What is cuda-optimization-skill?

This Python tool acts like a GitHub skill for Anthropic or Claude, automatically optimizing CUDA kernels through an AI agent loop: it generates code if needed, verifies correctness against Python references, profiles with NCU to spot bottlenecks like DRAM or L1 bound, and iterates until gains stall. Tell it via simple prompts like "use cuda-optimize to optimize matrix_transpose with M=6000, N=7000," and it handles everything—inputs are flexible, from scratch kernels to existing .cu files. You get timestamped optimized versions, profiling reports, and analysis markdowns, all following fixed LeetGPU-style function signatures.

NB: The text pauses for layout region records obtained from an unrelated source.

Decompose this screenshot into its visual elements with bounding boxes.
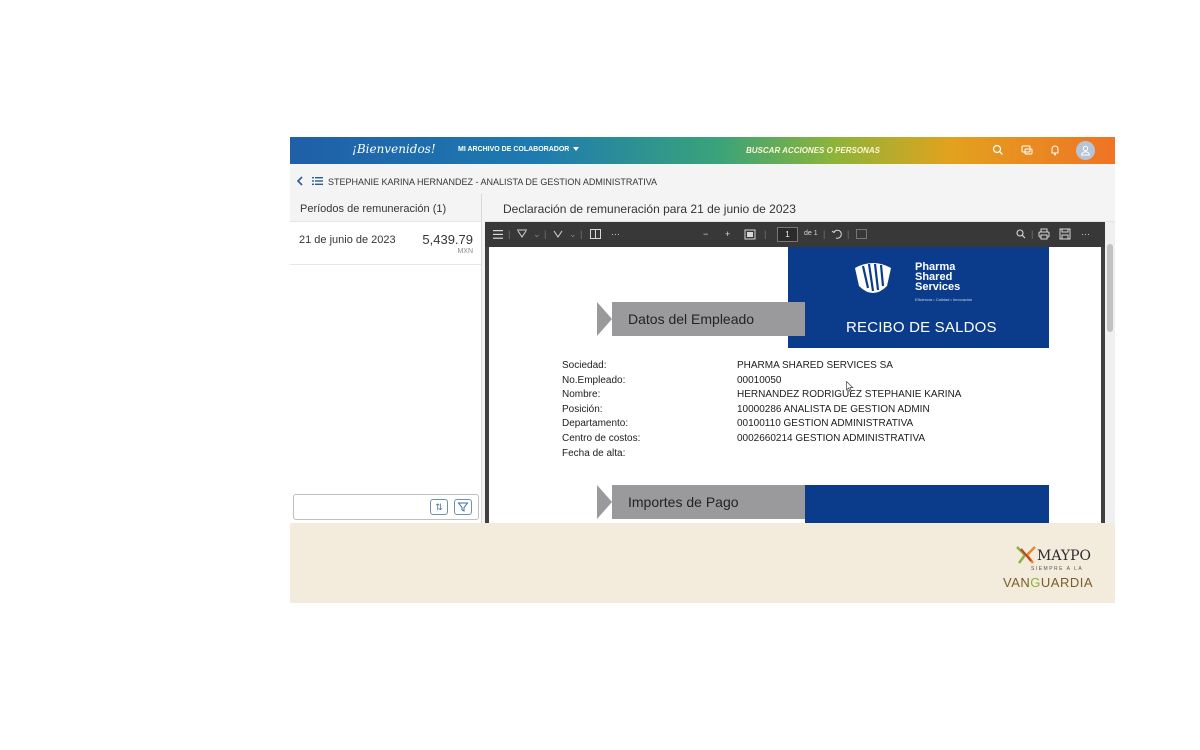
payments-heading: Importes de Pago [628,494,739,510]
page-header: STEPHANIE KARINA HERNANDEZ - ANALISTA DE… [290,174,1115,192]
field-value: PHARMA SHARED SERVICES SA [737,360,893,371]
zoom-out-icon[interactable]: − [703,229,708,239]
pdf-toolbar: | ⌄ | ⌄ | ··· − + | 1 de 1 | | | ··· [485,222,1115,247]
scrollbar-thumb[interactable] [1107,244,1113,332]
print-icon[interactable] [1038,228,1050,240]
field-label: Posición: [562,403,603,415]
receipt-title: RECIBO DE SALDOS [846,319,997,336]
draw-icon[interactable] [552,228,564,240]
more-icon[interactable]: ··· [611,229,620,239]
list-toolbar: ⇅ [293,494,479,520]
fit-page-icon[interactable] [744,229,756,240]
user-icon [1080,145,1091,156]
page-number-input[interactable]: 1 [777,227,798,242]
maypo-logo: MAYPO SIEMPRE A LA VANGUARDIA [1003,545,1113,593]
employee-data-banner: Datos del Empleado [597,302,805,336]
filter-icon [457,502,469,512]
field-label: Centro de costos: [562,432,641,444]
maypo-star-icon [1016,546,1036,564]
employee-file-menu[interactable]: MI ARCHIVO DE COLABORADOR [458,146,580,153]
back-arrow-icon[interactable] [296,175,305,187]
field-label: Departamento: [562,418,629,430]
field-label: Nombre: [562,389,601,401]
menu-label: MI ARCHIVO DE COLABORADOR [458,146,570,153]
two-page-icon[interactable] [856,229,867,239]
maypo-name: MAYPO [1037,548,1092,564]
page-view-icon[interactable] [590,229,601,239]
brand-tagline: Eficiencia • Calidad • Innovación [915,297,973,302]
maypo-tagline: VANGUARDIA [1003,575,1093,590]
pharma-logo-icon [855,263,891,293]
receipt-header-block: Pharma Shared Services Eficiencia • Cali… [788,247,1049,348]
periods-title: Períodos de remuneración (1) [290,194,481,222]
field-values: PHARMA SHARED SERVICES SA 00010050 HERNA… [737,359,1037,461]
footer-banner: MAYPO SIEMPRE A LA VANGUARDIA [290,523,1115,603]
field-value: HERNANDEZ RODRIGUEZ STEPHANIE KARINA [737,389,962,401]
pdf-viewer: | ⌄ | ⌄ | ··· − + | 1 de 1 | | | ··· Pha… [485,222,1115,523]
chevron-down-icon[interactable]: ⌄ [569,229,577,240]
field-labels: Sociedad: No.Empleado: Nombre: Posición:… [562,359,732,461]
tagline-part: VAN [1003,575,1031,590]
filter-button[interactable] [454,499,472,515]
field-value [737,447,1037,462]
search-icon[interactable] [991,143,1005,157]
rotate-icon[interactable] [831,228,843,240]
zoom-in-icon[interactable]: + [725,229,730,239]
app-window: ¡Bienvenidos! MI ARCHIVO DE COLABORADOR … [290,137,1115,603]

Why is it gaining traction?

Unlike manual tuning drudgery or rigid autotuners, it runs a closed-loop "skill automatically max out" process with natural language entry, auto-fixing bugs and benchmarking speedups on the fly—think GitHub Copilot but for CUDA perf. Devs dig the zero-setup profiling insights and output trail, making it a quick win for iterating on transpose or matmul kernels without deep hardware knowledge. It's like "sorry my skills are automatically maxed out" for your code.

Who should use this?

CUDA kernel writers tweaking element-wise ops, transposes, or reductions on mid-sized matrices (e.g., 6k x 7k). GPU researchers prototyping before cuBLAS, or ML engineers fusing ops who hate manual NCU dives. Skip if chasing matmul peaks—hits ~60% of tuned libs.

Verdict

Early alpha with 18 stars and 1.0% credibility score; docs are solid for basics but lacks broad tests or complex kernel wins. Try for simple auto-optimizations on a test rig, but verify outputs before prod—promising skill GitHub kb for lazy tuning.